A legitimate application that’s supposed to help users access censored or blocked websites was secretly bundled with Android spyware and made available for download on third-party marketplaces 
last year.

The app, known as Psiphon and packaged as com.psiphon3, has been safely downloaded from the official Google Play Store over 50 million times. But users who attained the app through unofficial channels may have downloaded a sabotaged version that infects them with Triout, a malware framework that introduces extensive surveillance capabilities.

Last August, researchers from Bitdefender reported its initial discovery of Triout, which at the time was found bundled with an adult content app.

But this latest scheme, also disclosed by Bitdefender in a Feb. 7 blog post, instead targets Android device owners interested in unfiltered internet access. This likely includes users located in countries run by oppressive regimes that restrict the freedom of information.

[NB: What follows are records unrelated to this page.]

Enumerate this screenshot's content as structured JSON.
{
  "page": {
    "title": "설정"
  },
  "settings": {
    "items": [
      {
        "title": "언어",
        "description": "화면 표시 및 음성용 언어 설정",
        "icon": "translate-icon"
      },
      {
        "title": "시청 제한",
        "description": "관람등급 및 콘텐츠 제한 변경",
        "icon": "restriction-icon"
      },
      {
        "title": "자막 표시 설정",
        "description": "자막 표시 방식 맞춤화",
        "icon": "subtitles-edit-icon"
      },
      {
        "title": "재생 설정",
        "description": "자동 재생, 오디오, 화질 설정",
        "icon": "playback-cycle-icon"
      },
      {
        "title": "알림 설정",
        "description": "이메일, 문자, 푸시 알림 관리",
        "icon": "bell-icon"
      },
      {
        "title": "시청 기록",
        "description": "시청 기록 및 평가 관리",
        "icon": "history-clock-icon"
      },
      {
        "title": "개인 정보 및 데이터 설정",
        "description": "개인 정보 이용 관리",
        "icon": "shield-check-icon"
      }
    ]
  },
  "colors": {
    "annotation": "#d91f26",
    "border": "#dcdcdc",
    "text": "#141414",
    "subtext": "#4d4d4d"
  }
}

From the user’s point of view, the malicious app functions just like the genuine version, reports blog post author and senior e-threat analyst Liviu Arsene. But secretly in the background, the spyware is recording phone calls, logging incoming text messages, recording videos, taking pictures and collecting GPS coordinates.

Triout then exfiltrates that content to the attackers’ command-and-control server, whose IP address was traced by Bitdefender to a French discount retail website, magicdeal.fr, which may or may not be legitimate.

The malicious actors also incorporated three adware components to generate additional revenue for themselves, the blog post continues.

According to Bitdefender, the malicious Psiphon app was detected last Oct. 11, but was active from May 2, 2018 through Dec. 7, 2018. Throughout that time period, the researchers only found seven affected devices; however, other users outside of Bitdefender’s telemetry could have been affected.

“It’s also worth considering that the low number of victims and infected devices, coupled with the fact that it packs powerful spyware capabilities, could indicate that Triout is mostly used in highly targeted espionage campaigns aimed at a few individuals,” suggested Arsene.

Malware like Triout turns ubiquitous Android devices into “perfect spies,” warns Bitdefender, noting that the discovery of new samples and compromised versions of extremely popular apps “may herald more incidents such as this in the near future.”